In the past 40 years, no other justice has gone an entire term, much less five, without speaking at least once during arguments, according to Timothy R. Johnson, a professor of political science at the University of Minnesota. Justice Thomas’s epic silence on the bench is just one part of his enigmatic and contradictory persona. He is guarded in public but gregarious in private. He avoids elite universities but speaks frequently to students at regional and religious schools. In those settings, he rarely dwells on legal topics but is happy to discuss a favorite movie, like “Saving Private Ryan.”

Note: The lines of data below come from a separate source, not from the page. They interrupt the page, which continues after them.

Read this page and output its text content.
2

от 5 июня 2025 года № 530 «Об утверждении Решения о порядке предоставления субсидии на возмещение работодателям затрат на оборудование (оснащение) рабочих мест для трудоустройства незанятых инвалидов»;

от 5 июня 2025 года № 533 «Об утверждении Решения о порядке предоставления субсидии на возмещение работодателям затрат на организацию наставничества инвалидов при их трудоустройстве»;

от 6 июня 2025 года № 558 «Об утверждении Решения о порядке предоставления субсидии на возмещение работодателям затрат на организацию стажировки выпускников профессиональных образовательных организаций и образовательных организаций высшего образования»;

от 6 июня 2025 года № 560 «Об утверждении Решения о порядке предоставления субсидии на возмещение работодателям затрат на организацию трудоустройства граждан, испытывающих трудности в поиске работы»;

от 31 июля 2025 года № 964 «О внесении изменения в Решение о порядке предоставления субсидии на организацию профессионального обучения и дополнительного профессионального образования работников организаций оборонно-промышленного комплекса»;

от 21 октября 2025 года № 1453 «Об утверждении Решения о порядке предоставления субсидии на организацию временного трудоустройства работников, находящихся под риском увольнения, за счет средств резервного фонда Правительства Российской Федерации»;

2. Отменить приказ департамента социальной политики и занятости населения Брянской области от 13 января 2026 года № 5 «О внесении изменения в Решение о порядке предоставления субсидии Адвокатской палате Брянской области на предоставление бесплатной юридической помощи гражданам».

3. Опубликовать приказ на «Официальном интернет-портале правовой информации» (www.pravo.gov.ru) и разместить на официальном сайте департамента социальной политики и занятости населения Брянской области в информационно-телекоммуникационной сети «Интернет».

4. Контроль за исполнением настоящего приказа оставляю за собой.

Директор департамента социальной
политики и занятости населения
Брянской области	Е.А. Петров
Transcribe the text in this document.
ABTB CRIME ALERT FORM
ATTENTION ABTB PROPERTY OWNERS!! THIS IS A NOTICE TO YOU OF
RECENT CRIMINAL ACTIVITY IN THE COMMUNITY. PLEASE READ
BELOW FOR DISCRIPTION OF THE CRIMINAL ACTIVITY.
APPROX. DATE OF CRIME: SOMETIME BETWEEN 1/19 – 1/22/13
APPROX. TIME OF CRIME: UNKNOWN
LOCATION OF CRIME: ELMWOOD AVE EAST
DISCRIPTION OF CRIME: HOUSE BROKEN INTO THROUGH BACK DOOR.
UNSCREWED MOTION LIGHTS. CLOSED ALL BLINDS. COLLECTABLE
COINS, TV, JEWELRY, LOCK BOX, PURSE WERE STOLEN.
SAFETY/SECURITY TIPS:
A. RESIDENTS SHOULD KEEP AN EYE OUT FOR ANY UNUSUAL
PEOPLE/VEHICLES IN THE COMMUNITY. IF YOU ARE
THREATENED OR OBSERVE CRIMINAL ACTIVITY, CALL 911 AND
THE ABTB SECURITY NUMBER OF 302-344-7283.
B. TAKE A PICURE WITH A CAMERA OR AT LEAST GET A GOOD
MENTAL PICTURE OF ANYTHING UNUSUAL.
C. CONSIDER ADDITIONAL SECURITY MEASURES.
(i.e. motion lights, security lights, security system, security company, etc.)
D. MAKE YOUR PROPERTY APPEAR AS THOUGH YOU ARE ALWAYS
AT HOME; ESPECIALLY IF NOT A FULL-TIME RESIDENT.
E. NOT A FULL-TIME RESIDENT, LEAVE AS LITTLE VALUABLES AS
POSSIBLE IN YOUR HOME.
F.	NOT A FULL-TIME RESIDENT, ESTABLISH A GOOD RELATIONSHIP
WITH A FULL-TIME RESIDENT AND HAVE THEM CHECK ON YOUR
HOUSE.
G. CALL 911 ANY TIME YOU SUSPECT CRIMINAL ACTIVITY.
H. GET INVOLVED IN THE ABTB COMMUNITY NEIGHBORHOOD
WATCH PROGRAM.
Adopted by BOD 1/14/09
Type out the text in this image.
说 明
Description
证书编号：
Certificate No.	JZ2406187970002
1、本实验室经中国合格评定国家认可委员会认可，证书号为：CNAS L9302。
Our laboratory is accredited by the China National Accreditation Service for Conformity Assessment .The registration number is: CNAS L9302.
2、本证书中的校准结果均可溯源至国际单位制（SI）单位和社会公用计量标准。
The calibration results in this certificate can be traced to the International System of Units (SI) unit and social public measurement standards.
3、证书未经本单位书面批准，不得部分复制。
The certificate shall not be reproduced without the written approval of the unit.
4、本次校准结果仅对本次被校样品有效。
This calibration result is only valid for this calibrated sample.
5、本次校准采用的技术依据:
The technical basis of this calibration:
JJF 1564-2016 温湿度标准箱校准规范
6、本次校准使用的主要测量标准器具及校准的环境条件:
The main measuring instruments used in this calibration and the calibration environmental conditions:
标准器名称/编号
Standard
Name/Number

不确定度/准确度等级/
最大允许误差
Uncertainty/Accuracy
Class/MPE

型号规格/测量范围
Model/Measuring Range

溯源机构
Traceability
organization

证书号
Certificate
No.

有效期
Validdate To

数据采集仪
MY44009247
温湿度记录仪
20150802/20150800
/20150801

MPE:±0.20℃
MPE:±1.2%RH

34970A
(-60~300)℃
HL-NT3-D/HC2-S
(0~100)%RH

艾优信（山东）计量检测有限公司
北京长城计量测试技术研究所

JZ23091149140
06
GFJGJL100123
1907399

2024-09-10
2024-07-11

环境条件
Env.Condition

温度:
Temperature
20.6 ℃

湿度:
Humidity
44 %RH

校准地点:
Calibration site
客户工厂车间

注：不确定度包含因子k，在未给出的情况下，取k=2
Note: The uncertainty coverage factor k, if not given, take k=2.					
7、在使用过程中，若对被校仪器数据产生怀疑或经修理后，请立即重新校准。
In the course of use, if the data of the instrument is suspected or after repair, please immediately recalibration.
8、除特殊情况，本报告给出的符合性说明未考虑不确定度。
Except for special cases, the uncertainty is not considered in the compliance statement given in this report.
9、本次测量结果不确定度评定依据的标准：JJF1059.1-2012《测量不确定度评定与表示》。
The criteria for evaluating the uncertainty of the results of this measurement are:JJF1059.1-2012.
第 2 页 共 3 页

It makes people wonder; especially since 74 House Democrats have called for Thomas to recuse himself from the near-certainty that the Court will be asked to decide on the legality of the health care reform laws. Then there's the flimsy excuse Thomas offered when it was revealed that he had "failed to report his wife's income from a conservative think tank on financial disclosure forms for at least five years."

What is Thomas doing? Why is he so silent during Supreme Court sessions? How can he be willing to talk about movies, but not about issues concerning the Court and our society? Why won't he go to top universities, but restricts himself to obscure, second-rate schools? I think the answer is quite simple; he's taking Mark Twain's advice:

"Better to remain silent and be thought a fool than to speak out and remove all doubt."

Friday, February 11, 2011

Egypt

Many years ago, I met the comedian/writer/activist Dick Gregory, and I've always remembered one thing in particular that he told me: "If democracy is so great, people would steal it."

Well, it seems that that day has come at last. May God's blessing be upon the people of Egypt.